What Melville did understand, but neither Leavitt nor director Ron Howard (Rush) seem to, is that adding other primal conflicts, particularly man versus man, together can heighten drama, but going toe to toe with the forces of nature that way requires dynamic characters or it will fall flat. The characters of Sea, however, are sketchily drawn and often left to their own devices as Howard rushes forward to the whale sequences.

Owens is a little too good to be believable – a long-time whaler with many successful harpoonings under his belt who also recognizes a kinship with the animals of the sea – and everyone else is summed up by the single attribute they are introduced with. The captain believes his birth grants him capability, the cabin boy is an orphan looking for a place to belong, the second mate is a recovering alcoholic, etc. … and more than this we will never know about them.

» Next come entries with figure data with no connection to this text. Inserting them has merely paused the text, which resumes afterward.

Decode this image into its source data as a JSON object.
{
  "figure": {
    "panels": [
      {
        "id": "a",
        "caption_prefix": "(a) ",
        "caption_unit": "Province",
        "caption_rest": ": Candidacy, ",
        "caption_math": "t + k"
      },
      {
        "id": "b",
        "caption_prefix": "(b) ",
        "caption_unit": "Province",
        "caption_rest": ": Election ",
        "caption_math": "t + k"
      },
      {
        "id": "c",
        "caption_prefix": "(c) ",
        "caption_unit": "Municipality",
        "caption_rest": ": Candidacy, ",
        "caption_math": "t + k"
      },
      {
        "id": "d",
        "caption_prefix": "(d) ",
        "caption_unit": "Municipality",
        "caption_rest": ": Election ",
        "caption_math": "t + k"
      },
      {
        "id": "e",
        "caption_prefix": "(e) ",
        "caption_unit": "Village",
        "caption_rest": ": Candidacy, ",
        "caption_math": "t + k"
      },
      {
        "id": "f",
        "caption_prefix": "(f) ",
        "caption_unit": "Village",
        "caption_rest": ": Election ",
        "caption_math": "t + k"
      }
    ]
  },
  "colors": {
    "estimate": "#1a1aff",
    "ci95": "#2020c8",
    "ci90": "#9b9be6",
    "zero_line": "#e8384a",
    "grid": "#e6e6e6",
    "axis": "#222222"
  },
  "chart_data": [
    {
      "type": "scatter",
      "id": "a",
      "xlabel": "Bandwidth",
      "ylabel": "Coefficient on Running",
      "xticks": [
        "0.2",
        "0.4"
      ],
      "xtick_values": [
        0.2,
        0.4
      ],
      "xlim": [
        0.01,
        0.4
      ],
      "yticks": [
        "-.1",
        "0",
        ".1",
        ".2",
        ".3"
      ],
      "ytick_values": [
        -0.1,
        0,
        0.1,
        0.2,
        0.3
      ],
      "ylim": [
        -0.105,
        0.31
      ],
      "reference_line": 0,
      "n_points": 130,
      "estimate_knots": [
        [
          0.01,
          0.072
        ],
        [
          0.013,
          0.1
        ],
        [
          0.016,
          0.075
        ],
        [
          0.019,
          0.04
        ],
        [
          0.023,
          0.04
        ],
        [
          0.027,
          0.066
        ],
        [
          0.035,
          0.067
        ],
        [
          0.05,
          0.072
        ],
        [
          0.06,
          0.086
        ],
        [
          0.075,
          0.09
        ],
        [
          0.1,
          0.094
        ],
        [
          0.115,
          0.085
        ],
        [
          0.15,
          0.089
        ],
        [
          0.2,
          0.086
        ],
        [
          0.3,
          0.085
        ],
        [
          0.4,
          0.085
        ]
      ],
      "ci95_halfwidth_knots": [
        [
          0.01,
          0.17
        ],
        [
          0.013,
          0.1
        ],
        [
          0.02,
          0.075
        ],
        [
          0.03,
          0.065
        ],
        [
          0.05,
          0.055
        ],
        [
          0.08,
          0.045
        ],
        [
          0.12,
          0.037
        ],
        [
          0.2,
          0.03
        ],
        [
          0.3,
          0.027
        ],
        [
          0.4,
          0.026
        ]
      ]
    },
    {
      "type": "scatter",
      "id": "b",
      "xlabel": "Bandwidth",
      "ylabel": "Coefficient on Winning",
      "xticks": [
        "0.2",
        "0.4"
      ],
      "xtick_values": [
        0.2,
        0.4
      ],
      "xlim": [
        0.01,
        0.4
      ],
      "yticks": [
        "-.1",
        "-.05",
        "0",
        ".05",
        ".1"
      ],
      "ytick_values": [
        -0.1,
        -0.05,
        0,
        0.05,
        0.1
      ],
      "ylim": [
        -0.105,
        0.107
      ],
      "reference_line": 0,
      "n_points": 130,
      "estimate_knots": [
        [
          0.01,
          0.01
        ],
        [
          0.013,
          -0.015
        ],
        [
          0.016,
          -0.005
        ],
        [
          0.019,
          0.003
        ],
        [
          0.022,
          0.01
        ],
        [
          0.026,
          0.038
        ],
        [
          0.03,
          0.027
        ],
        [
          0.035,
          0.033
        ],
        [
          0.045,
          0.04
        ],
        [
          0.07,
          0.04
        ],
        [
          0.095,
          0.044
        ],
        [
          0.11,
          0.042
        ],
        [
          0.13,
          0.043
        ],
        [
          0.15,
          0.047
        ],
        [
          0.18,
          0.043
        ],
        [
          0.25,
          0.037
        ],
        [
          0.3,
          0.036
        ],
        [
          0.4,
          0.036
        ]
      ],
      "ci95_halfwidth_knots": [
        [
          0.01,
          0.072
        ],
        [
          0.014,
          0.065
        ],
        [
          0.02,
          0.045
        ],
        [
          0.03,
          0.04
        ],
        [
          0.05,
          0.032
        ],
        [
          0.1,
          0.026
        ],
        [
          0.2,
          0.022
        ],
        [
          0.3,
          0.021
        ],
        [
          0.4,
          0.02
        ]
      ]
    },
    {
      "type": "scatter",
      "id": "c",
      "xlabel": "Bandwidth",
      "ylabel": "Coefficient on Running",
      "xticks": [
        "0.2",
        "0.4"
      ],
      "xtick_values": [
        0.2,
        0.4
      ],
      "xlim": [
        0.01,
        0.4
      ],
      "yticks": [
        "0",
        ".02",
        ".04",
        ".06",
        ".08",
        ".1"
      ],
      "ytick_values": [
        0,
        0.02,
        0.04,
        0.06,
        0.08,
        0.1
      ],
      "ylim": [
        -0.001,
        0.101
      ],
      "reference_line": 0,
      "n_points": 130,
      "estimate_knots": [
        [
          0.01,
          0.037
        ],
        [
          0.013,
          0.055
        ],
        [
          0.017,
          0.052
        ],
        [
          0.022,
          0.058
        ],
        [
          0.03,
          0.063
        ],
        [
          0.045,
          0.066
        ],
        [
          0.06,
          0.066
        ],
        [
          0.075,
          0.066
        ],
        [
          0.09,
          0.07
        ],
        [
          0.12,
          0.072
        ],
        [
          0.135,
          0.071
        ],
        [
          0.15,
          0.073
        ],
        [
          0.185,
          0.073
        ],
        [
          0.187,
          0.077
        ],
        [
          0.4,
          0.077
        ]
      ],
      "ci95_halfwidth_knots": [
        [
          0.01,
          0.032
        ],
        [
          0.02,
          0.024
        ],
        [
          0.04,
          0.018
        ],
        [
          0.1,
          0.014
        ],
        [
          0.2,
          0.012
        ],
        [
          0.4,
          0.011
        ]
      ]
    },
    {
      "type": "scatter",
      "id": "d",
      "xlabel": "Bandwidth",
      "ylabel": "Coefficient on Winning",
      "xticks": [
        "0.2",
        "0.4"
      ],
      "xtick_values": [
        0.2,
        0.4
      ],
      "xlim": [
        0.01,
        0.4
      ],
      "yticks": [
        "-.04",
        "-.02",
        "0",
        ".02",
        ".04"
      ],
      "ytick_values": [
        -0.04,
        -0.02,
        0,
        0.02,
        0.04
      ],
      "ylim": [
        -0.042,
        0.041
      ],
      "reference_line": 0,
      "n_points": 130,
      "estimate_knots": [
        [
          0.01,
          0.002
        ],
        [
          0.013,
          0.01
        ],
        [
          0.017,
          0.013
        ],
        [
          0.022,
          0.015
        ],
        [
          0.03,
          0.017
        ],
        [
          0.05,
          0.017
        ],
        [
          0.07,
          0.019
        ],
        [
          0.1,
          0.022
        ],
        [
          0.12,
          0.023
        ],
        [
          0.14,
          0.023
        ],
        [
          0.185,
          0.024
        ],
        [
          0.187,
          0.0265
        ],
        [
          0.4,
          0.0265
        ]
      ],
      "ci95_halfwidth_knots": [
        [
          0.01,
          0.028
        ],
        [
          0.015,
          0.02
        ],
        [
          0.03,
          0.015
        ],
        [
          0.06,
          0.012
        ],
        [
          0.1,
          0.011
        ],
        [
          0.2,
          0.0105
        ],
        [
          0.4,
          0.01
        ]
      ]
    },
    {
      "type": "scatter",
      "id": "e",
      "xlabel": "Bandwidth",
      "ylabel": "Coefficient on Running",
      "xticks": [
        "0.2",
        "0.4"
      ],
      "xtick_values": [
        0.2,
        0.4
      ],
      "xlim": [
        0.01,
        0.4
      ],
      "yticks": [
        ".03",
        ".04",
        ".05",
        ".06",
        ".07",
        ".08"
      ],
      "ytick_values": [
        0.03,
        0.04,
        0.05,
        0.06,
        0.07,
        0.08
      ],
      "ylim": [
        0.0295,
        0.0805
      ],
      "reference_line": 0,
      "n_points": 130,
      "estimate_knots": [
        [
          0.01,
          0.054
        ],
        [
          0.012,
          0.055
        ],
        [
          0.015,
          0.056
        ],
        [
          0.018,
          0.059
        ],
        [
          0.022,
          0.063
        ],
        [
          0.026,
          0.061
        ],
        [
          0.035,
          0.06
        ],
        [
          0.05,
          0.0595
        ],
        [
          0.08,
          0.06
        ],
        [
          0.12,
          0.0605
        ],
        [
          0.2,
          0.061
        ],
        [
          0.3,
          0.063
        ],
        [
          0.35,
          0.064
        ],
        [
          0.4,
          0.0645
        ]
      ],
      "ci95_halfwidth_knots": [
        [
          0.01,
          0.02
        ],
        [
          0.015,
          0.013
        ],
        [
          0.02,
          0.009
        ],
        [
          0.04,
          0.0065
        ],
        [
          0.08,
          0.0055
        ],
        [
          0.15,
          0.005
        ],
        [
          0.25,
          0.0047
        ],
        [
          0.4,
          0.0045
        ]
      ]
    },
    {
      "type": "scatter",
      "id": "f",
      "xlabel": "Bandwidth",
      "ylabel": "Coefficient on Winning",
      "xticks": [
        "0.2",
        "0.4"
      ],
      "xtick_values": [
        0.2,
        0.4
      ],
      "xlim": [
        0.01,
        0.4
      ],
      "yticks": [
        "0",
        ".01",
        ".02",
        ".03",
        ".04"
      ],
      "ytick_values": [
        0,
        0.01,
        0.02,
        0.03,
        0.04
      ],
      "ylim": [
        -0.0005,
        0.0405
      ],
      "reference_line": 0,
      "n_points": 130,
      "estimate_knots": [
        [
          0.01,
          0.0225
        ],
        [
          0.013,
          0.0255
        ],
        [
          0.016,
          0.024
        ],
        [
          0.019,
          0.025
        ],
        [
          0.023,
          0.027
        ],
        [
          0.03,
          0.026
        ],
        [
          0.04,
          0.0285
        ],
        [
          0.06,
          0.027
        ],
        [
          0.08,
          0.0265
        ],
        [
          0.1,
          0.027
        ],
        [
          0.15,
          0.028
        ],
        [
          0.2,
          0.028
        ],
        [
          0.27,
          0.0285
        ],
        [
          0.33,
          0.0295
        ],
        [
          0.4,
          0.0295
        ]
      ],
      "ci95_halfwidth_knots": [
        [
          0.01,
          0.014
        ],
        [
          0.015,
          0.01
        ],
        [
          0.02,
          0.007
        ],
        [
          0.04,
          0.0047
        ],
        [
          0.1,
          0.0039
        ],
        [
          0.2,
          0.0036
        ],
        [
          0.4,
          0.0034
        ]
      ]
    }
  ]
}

With the waters of the north Atlantic fished out, the Essex sails to the Pacific to make a last gasp at filling their hold with oil, a year-long trek which passes in a single cut. Howard makes the choice to propel the plot forward and get to the fateful meeting with the great whale, but in the process all of the useful dramatic tension built up in the first act is tossed out the window.

The sequences of the whale attacks themselves are the best in film, in part due to their own visceral action and in part juxtaposed against the slow nature of the rest of the story. Howard is excellent at keeping his geography straight and stakes explained without giving in to the temptation for flashiness.

At the same time, they’re not noticeably better than other such elements and considering how underwhelming the rest of the film is, that is not particularly helpful.

After the Essex is sunk, the survivors wash up on a desert island 2,000 miles from shore, leaving them the choice of killing each other or putting aside their differences in the face of the much larger threat posed by nature in the form of the long stretch of water they must cross to get home. It’s the perfect place for the introspection plot requirements pushed aside in the first half, but Sea misses its chance again in exchange for long shots of people floating in the ocean doing nothing.

But at least the lack of follow through is consistent. As Howard focuses on what any given moment needs, he creates a film where those moments don’t add up to much. Certainly not to the broken-down old narrator still so haunted by the events 40 years later he drinks heavily and won’t communicate with the world around him, leading to a conclusion which feels decidedly unearned.

It’s a classic problem for a classic conflict and Howard decides to deal with it in a thoroughly modern way – by focusing on big visuals and hoping plot momentum takes care of the rest. The whale attack is spectacular but also leaves a gaping hole the characters fall down and never make their way out of. The filmmakers spend most of the running time scrambling to fill this gap by connecting the story to other elements – big oil, famous books – rather than actually filling the gap, and it shows. Left without a heart of its own, this Sea flounders.